The HR body found that 43% of 18- to 30-year-olds feel their job prospects have been harmed over the past 18 months. This may be because they lost their job, the industry they want to work in has fewer vacancies, or home working has meant they have missed out on development and networking opportunities.
The survey of more than 2,000 young people revealed that half of those currently not in work have been unemployed for more than 12 months; half are not confident about finding any work in the next three months; and almost three-quarters are not confident about finding work that meets their career or salary desires in the next three months.
The latest official figures from the Office for National Statistics show that there were 166,000 fewer 16 to 24-year-olds in work in June 2021, compared with March 2020.
Through its One Million Chances campaign, the CIPD is encouraging employers to create jobs, internships, work experience, apprenticeships, T-levels or Kickstart scheme opportunities.
Recruiting young people
Openreach, Tesco and the Dorchester Collection are among the organisations that have pledged their support.
Lizzie Crowley, senior skills adviser at the CIPD, said: “While Brexit and much talk of staff shortages in recent months may give the impression that it should be easy for young people to walk into a job, they are still often left at the back of the queue because employers tend to favour experienced workers.
“We want to help young people get their career off to a flying start as unemployment at a young age can leave permanent scarring – and means they’re more likely to earn less over the course of their working lives and experience more spells of unemployment.
“More employers also need to take a chance on young people – and be prepared to train them up – given our labour supply is changing and staff shortages are becoming more prevalent.
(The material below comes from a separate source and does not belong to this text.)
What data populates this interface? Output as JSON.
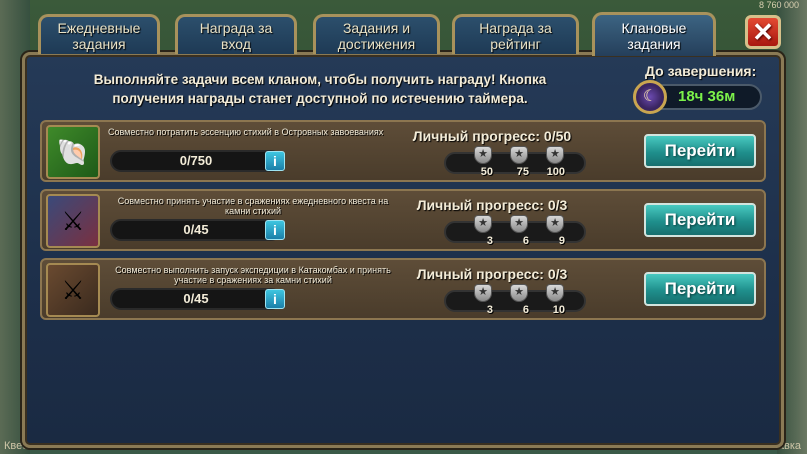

We also don’t want them to miss out on the creativity, ingenuity and energy young people can bring to an organisation.”
Kevin Gaughan, director resourcing, learning and development at Openreach, said: “At Openreach, we believe passionately in giving young people a chance, so we’re proud that over the last three years we’ve recruited more than 7,800 new apprentices – providing them with world class training, ‘on the job’ experience and life-long NVQ qualifications.
“We’re now investing billions of pounds to build a new, ultrafast full fibre broadband network throughout the UK and we can’t do that without a great team.
“By focusing on hiring the right individuals with the right attitude – rather than minimum educational qualifications – we’re bringing even more young people into our field and office based teams, and the results speak for themselves. It’s helping young people take their first steps into a great career and it’s helping us to build and enhance our brilliant team – so it’s a massive win-win.”
The CIPD’s research, carried out by YouGov in July, also found that:
- 14% of unemployed young people have applied for more than 30 jobs in the past three months
- 51% of those not in work have not accessed any support services to help them look for work
- 44% of those not in work attended university.
Ahead of A level results day this week, research by City & Guilds found that more school leavers intend to go to university, with many stating the pandemic has meant they want to stay in full-time education for longer than they had originally planned. This is despite only 18% of employers planning to recruit graduates in the next 12 months.